The story recapped recent attacks. The ecoterrorists picked their targets carefully, and since there was no shortage of strip mines on the map, they seemed to wait patiently until the mining trucks were parked in just the right places. It was noted that the snipers seemed to be concerned with avoiding injury to others. They had yet to fire upon a vehicle that wasn’t parked, and many of the mines worked twenty-four hours a day. Six weeks earlier, at the Red Valley site in Martin County, twenty-two tires had been ruined in a barrage that seemed to last only seconds, according to another night watchman. As of now, four coal companies were offering rewards totaling $200,000.

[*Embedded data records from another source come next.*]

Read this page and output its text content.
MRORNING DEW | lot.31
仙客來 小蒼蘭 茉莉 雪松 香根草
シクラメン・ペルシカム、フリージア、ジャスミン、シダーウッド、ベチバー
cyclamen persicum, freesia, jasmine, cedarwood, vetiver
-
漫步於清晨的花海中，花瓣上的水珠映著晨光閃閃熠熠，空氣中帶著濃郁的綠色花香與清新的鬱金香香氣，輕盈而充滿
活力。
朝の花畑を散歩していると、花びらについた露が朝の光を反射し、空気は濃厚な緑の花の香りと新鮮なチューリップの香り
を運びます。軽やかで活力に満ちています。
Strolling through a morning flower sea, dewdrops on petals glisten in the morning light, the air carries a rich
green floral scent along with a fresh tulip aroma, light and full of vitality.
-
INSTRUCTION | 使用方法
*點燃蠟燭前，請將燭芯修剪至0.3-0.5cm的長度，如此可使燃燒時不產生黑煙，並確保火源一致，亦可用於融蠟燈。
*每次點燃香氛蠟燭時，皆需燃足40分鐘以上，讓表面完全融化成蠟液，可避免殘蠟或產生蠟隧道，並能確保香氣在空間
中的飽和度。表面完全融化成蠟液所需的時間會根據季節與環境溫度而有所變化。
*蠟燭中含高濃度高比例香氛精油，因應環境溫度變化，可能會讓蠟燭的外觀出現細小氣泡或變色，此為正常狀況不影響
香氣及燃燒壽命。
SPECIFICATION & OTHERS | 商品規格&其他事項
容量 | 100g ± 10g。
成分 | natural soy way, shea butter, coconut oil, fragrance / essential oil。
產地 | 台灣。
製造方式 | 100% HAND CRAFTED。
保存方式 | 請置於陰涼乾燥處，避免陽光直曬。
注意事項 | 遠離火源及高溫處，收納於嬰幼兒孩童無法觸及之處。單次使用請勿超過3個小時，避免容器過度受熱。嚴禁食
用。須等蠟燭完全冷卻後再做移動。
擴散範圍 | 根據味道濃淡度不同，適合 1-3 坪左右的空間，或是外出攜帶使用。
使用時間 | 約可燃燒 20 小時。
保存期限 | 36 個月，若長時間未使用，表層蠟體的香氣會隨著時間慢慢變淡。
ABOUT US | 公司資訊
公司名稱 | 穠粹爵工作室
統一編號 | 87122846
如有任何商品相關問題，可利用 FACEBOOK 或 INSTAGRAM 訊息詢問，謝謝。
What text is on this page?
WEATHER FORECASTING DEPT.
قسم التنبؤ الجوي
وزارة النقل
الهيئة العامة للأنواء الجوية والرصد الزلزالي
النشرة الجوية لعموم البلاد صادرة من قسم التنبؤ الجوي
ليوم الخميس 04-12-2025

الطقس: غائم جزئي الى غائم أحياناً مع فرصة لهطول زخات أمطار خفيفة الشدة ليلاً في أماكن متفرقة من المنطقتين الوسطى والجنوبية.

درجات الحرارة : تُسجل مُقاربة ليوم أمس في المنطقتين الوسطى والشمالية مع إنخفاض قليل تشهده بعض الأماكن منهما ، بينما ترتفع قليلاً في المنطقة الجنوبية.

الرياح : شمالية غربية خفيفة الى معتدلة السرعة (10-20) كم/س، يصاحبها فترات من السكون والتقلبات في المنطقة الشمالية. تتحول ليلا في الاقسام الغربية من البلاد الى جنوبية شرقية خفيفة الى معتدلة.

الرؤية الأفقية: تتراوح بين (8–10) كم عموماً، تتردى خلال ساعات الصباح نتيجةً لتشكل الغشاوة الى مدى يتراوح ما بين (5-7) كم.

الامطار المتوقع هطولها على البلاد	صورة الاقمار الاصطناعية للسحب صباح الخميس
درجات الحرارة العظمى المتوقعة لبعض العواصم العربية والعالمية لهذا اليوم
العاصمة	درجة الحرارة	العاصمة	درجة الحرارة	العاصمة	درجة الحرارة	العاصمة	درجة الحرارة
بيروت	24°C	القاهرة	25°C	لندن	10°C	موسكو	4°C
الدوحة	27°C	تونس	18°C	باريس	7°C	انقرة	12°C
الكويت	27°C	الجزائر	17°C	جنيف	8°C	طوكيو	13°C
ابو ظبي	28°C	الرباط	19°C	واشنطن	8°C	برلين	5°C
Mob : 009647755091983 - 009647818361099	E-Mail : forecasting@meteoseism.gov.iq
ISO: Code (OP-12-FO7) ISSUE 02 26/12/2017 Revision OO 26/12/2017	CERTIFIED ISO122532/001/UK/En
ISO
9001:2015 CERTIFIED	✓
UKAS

There was no link to the Bullington Mine attack two years earlier, where, in the most brazen act of sabotage in decades, explosives from the company’s own warehouse were used to damage six dump trucks, two draglines, two track loaders, a temporary office building, and the warehouse itself. Damages exceeded $5 million. No suspects had been arrested; none existed.
Samantha dug through the newspaper’s archives, and found herself cheering for the ecoterrorists. Later, as she began to doze off, she reluctantly pulled up the New York Times. Except for a rare Sunday morning, back in her New York days, she seldom did more than scan it. Now, avoiding the Business section, she zipped through it but stopped cold in the Dining section. The food critic was trashing a new restaurant in Tribeca, a hot spot she had been to a month earlier. There was a photo of the bar scene, with young professionals stacked two deep, sipping and smiling and waiting for their tables. She remembered the food as excellent and soon lost interest in the reviewer’s complaints. Instead, she stared at the photo. She could hear the din of the crowd; she could feel the frenetic energy. How good would a martini taste right now? And a two-hour dinner with friends, all the while keeping an eye out for cute guys?